Mueller adjusted his splint. “GAMBIT asked me to be his handler, but I said that was impossible. I’m too visible. He was adamant that he didn’t want a randomly assigned handler. He also doesn’t speak English, so he wants a Russian speaker. In our first meeting, he threw out several names. I got the impression that he’s been planning this for some time. Before I was blown, we agreed on communication protocols—drop points, signals, meeting places—and he gave me the person he wanted to be his handler—the man who handled General Zyuganov.” Mueller looked at Garin. “That must be you.”
Garin didn’t respond. “What does he want?”
“Money.”
“They all want money. What else?”
“We haven’t gotten that far.”
“Defect?”
“Yes, he’ll probably want to be brought out.”
Garin clapped his hands slowly twice. “Perhaps we can have a band play farewell when he boards Aeroflot and waves goodbye.” Garin leaned forward and growled, “You have never exfiltrated a KGB officer from Moscow.” Garin grunted his skepticism.

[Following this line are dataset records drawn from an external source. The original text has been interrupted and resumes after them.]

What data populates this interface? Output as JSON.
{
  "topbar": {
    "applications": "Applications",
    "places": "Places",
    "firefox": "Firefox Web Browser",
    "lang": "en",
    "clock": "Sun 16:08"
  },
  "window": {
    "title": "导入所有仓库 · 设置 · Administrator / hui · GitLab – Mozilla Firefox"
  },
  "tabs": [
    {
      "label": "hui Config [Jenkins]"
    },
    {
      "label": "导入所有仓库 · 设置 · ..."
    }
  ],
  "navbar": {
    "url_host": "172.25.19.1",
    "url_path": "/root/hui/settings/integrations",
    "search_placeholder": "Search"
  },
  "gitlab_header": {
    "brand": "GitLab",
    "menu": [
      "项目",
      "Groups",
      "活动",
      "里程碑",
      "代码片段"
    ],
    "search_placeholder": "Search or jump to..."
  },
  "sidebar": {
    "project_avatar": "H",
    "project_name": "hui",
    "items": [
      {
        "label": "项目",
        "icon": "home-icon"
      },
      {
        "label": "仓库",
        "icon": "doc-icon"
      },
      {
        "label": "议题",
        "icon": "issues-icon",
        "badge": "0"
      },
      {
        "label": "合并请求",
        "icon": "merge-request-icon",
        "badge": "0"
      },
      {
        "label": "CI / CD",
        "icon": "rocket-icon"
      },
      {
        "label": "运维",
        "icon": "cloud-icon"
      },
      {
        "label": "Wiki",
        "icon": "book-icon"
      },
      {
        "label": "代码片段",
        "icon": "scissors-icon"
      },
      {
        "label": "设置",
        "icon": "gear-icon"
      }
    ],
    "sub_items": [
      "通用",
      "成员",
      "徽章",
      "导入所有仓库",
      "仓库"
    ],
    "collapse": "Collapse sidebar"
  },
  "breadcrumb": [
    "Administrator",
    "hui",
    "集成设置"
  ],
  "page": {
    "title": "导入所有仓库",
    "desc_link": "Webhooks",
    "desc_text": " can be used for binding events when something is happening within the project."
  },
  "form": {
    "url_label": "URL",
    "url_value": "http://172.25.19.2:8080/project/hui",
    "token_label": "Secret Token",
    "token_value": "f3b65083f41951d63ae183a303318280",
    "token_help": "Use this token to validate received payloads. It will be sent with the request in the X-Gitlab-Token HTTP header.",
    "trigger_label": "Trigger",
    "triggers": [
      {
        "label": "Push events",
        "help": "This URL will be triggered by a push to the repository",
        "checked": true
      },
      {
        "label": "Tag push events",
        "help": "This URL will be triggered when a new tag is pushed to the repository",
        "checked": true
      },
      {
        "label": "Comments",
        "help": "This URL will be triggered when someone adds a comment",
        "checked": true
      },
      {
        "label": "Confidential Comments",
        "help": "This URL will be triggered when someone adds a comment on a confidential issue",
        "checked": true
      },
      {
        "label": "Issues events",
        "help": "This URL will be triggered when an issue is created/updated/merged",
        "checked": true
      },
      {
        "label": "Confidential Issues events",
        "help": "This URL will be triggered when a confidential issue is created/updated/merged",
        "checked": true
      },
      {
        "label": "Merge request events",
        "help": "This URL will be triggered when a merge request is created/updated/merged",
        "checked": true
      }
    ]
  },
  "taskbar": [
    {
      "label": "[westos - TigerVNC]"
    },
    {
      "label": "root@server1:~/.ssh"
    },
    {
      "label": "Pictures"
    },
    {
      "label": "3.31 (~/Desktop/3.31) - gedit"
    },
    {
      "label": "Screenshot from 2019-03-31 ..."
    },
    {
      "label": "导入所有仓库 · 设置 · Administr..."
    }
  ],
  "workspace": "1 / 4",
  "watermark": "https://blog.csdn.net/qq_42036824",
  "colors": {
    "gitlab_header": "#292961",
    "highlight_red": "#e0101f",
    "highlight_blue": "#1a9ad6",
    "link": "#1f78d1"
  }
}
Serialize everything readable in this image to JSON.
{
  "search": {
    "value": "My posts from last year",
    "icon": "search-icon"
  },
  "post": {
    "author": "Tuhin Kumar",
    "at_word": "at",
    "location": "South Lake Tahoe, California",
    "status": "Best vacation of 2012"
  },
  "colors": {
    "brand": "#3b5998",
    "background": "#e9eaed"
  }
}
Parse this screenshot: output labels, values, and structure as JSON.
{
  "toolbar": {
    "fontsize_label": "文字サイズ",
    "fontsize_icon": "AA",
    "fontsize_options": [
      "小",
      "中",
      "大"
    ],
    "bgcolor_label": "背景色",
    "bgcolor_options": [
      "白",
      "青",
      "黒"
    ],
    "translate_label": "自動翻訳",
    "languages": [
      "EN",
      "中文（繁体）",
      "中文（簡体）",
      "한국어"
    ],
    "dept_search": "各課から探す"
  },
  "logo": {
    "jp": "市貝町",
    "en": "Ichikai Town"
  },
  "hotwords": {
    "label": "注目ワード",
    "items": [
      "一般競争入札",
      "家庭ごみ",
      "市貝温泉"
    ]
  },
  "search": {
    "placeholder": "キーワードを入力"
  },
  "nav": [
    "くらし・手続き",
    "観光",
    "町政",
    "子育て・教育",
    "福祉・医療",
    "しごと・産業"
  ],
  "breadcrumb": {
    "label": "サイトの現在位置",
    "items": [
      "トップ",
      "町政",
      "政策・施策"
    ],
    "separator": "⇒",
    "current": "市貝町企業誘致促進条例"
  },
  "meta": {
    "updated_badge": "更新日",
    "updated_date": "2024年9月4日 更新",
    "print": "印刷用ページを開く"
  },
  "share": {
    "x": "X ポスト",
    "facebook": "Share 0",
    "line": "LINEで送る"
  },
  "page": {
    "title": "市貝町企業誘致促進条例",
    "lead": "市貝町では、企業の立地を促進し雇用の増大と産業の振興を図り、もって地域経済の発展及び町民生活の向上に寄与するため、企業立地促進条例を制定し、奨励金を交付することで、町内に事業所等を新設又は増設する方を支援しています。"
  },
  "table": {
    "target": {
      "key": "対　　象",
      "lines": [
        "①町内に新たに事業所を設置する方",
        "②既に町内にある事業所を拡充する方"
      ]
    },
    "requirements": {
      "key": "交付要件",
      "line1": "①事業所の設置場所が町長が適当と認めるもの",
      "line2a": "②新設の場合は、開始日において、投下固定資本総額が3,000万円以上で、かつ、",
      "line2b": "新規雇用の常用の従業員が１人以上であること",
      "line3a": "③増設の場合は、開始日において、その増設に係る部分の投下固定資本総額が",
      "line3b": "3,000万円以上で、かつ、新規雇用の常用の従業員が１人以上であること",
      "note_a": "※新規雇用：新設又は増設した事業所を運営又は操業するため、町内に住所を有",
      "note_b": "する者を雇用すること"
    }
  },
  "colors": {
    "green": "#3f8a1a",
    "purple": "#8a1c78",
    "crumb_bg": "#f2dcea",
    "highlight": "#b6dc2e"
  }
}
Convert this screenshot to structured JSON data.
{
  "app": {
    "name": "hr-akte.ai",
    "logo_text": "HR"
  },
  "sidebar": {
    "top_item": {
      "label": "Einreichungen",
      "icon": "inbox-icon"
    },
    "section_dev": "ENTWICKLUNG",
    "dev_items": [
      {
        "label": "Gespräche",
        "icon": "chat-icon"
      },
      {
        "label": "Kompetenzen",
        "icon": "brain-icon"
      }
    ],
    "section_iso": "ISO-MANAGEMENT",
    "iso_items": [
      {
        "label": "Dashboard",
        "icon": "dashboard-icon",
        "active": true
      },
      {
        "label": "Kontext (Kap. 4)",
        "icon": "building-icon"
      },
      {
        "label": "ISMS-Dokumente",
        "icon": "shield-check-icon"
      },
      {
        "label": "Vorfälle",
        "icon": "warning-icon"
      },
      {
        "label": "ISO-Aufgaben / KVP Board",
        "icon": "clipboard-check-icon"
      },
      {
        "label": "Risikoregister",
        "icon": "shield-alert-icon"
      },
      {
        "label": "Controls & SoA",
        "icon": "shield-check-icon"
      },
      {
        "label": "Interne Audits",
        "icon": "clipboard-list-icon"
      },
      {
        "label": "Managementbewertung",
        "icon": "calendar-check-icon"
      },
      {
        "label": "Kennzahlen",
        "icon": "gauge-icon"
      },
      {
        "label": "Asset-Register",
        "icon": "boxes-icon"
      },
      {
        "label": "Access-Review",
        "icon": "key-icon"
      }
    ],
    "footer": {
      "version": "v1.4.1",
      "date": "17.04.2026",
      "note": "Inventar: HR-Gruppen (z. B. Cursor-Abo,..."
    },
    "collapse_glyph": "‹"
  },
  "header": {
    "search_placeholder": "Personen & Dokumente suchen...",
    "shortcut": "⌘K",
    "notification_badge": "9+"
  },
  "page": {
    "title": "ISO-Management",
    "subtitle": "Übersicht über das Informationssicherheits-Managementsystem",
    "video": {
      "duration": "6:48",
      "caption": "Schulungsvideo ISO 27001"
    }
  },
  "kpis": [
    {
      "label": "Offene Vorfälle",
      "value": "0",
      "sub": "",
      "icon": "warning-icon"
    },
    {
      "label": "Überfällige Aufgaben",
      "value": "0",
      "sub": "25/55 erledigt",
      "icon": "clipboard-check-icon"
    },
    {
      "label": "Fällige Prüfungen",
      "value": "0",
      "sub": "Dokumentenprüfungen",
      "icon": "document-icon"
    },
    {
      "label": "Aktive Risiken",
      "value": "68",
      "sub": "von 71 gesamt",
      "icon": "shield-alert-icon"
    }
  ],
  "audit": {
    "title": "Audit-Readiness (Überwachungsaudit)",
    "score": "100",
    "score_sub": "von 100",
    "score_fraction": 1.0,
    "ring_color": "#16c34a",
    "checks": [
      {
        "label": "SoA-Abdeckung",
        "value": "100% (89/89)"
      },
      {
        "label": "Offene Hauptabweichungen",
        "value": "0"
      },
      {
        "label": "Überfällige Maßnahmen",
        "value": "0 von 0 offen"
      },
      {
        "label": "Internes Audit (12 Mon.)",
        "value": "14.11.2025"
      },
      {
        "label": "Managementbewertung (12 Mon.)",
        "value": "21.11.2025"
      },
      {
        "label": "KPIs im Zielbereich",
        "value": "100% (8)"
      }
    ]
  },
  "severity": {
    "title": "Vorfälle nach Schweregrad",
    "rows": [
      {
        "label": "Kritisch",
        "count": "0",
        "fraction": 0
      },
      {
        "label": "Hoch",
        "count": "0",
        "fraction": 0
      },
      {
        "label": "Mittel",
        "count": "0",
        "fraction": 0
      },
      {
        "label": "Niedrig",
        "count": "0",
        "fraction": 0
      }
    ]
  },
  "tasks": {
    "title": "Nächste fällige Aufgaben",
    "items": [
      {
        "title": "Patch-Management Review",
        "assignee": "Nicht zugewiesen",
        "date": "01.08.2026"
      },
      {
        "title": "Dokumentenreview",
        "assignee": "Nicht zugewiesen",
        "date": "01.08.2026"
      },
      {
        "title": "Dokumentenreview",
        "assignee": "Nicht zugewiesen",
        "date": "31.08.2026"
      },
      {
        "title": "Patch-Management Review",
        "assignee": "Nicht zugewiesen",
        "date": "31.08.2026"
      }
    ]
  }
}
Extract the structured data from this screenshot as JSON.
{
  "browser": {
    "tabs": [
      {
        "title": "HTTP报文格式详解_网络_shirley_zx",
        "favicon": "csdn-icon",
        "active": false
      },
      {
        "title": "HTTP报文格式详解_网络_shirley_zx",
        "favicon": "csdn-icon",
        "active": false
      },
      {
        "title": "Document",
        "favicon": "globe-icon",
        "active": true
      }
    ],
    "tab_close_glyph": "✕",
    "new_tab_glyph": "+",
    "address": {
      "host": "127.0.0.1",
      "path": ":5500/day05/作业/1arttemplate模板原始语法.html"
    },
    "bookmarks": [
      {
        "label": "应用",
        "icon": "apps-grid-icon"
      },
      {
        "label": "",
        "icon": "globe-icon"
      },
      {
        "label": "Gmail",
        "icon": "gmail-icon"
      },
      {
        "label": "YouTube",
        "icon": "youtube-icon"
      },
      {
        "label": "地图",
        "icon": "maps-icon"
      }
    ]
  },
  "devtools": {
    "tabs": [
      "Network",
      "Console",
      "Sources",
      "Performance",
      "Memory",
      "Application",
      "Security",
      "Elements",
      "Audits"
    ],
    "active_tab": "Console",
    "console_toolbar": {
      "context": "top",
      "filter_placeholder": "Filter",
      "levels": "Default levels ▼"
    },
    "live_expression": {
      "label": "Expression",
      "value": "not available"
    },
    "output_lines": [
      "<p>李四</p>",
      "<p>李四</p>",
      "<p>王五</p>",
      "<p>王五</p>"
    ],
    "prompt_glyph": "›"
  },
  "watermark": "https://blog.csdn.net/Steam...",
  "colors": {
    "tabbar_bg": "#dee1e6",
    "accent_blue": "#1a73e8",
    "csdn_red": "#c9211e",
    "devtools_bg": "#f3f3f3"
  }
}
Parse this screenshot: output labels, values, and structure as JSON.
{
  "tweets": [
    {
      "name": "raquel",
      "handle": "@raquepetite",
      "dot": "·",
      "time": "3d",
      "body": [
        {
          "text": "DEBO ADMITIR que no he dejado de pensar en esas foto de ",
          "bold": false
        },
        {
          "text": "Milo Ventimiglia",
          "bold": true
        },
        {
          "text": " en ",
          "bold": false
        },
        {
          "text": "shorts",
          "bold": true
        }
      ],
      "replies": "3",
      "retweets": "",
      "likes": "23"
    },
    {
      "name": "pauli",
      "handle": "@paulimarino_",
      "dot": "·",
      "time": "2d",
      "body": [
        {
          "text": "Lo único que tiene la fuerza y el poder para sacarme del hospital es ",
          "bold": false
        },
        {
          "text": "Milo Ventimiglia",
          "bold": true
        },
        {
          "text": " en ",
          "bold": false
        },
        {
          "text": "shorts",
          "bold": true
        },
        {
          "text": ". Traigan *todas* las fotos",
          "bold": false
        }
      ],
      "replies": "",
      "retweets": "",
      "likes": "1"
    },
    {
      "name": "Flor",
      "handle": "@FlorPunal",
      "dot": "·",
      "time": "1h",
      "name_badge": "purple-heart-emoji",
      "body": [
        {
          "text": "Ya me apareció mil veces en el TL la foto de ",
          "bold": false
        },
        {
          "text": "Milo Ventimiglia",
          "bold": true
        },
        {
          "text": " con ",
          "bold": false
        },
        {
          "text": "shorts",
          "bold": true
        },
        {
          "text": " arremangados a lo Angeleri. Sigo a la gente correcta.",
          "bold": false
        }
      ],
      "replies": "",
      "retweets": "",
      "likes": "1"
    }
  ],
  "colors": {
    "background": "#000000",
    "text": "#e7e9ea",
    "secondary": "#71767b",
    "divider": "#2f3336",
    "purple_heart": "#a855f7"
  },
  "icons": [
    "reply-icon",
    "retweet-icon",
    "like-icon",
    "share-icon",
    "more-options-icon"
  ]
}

He went for his coffee, but he put down the cup when he saw that it was empty.
“You’re not with the Agency, are you?” Rositske said.
“I left.”
“What have you been doing?”
“Whatever I’m paid to do. Contract work.”
“What does that mean?”
“White papers,” he said dismissively.
“On?”
“Counterintelligence,” he snapped.
Rositske smiled. “Who thought a guy with a desk job was the right man to run a covert operation in Moscow?”
Mueller placed a restraining hand on Rositske’s arm. “John.”
“No,” Rositske said. “I want to know the answer.”
Garin leaned back in his chair, exciting a creak. “I am quite certain of my qualifications.”
“What are those qualifications, besides speaking the language?”
“Talk to GAMBIT. He seems to know.”
“Zyuganov was compromised,” Rositske snarled. “How does a spectacular failure qualify you?”
Garin stood. “I don’t need this.” Garin had known men like Rositske, who wore their toughness with a superior attitude. Men who believed difficult intelligence problems were better solved with brute force than the puppet strings of psychology. “I am happy to leave this problem in your capable hands.”
“Sit down,” Mueller said. He turned to Rositske. “I’d like a minute alone with Alek.”
GARIN’S CUP HAD been refilled. He stirred in the four sugars in the same slow counterclockwise motion, and when he was satisfied the sugar was dissolved, he sipped, looking over the cup’s lip at Mueller.
“He’ll be a problem going forward,” Garin said.
“He doesn’t know anything about you.”
“As it should be. What do you know?”
Mueller made sure the conference room door was closed. “I know you left the Agency. I know General Zyuganov was executed. I’ve heard the rumors. Ambitious men distance themselves from failures to protect their careers.”
“You get used to it.”
“You never get used to it. If you say you do, then you’re fooling yourself.”